Fat Comes From Food
Thursday, May 31st, 2007The standard chart that doctors use to determine the healthy weight for people of a particular height and body frame was first formulated soon after the Second World War and has not been modified since. At that time, because of the austerity of war time and food-rationing, and for some years afterwards the population was generally thin. Hence large numbers of the population nowadays, in more prosperous times, are defined as overweight or obese. These people, when they are also physically unfit through lack of regular exercise, tend to have a higher incidence of heart disease and diabetes. When they slim down, primary through reduced food intake, these risks are reduced.
People who are obese or overweight often protest that they eat very little.
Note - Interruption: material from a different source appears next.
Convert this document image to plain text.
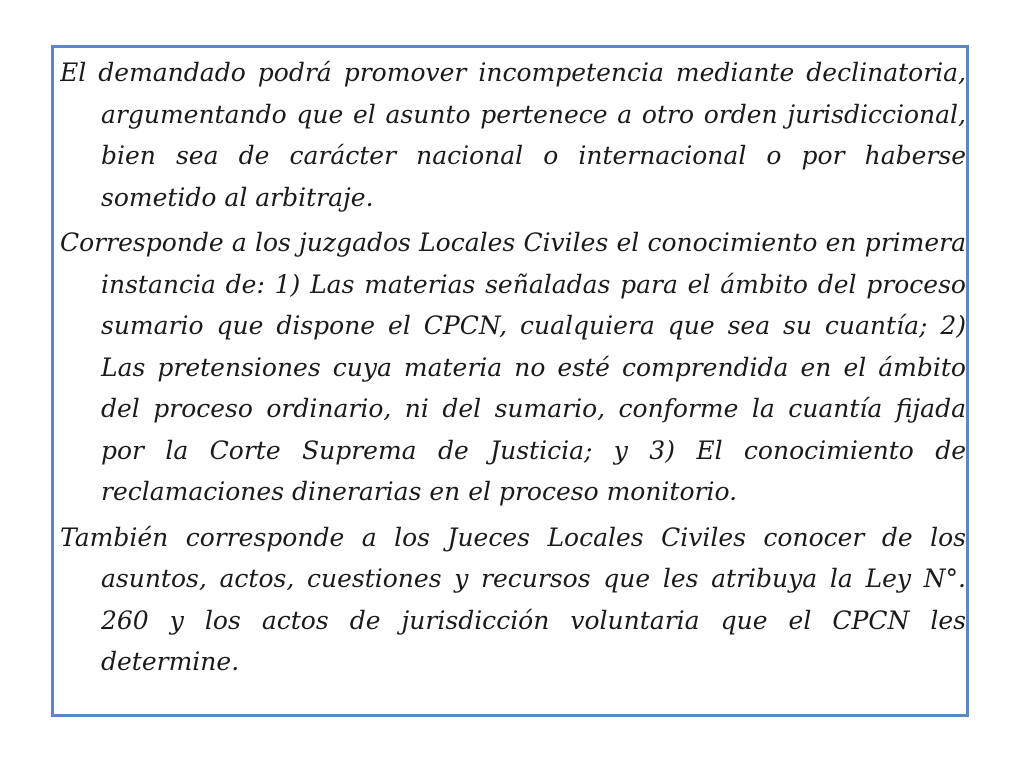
El demandado podrá promover incompetencia mediante declinatoria, argumentando que el asunto pertenece a otro orden jurisdiccional, bien sea de carácter nacional o internacional o por haberse sometido al arbitraje.

Corresponde a los juzgados Locales Civiles el conocimiento en primera instancia de: 1) Las materias señaladas para el ámbito del proceso sumario que dispone el CPCN, cualquiera que sea su cuantía; 2) Las pretensiones cuya materia no esté comprendida en el ámbito del proceso ordinario, ni del sumario, conforme la cuantía fijada por la Corte Suprema de Justicia; y 3) El conocimiento de reclamaciones dinerarias en el proceso monitorio.

También corresponde a los Jueces Locales Civiles conocer de los asuntos, actos, cuestiones y recursos que les atribuya la Ley N°. 260 y los actos de jurisdicción voluntaria que el CPCN les determine.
When observed under scientifically controlled conditions, however, their food intake is significantly and regularly larger than that of slimmer people. The plain fact is that fat comes from food – and it is impossible to remain overweight or obese (as concentration camps distressing illustrated) without maintaining a high intake of food.
The medical implications of this are obvious. Putting people on a diet is insufficient in itself. People who are obese or overweight do not keep to the prescribed diet. Doctors tend to prescribe medication that interferes with food absorption from the gut or they advise surgery to the stomach or intestines in order to reduce their absorptive capacity. A more appropriate approach is to determine (on the shorter PROMIS questionnaires on www.promis.co.uk) whether someone has an eating disorder and, if so, to advise him or
her to become totally abstinent from sugar and white flour (the substances that cause physical cravings) and to work the Twelve Step programme of Overeaters Anonymous, one day at a time for life.
The political implications for our present government are that they are aware of the considerable financial cost to the NHS of heart disease and diabetes and therefore they bribe general medical practitioners to monitor their patients’ body weight and do whatever they can to reduce it.
The political implications in the Atlee government, that created the NHS just after the Second World War, suddenly came home to me last week when I was watching a documentary made by Andrew Marr for the BBC. At a time of severe rationing of food, Nye Bevan, the Minister of Health, was grossly overweight. So was Ernest Bevin, the Foreign Secretary. Herbert Morrison, the Home Secretary, was not much better and even Harold Wilson, a junior minister, was certainly not slim. Where did all the food come from to maintain the body weight of these socialist fat cats? It certainly cannot have come from whatever they could have purchased through their ration books.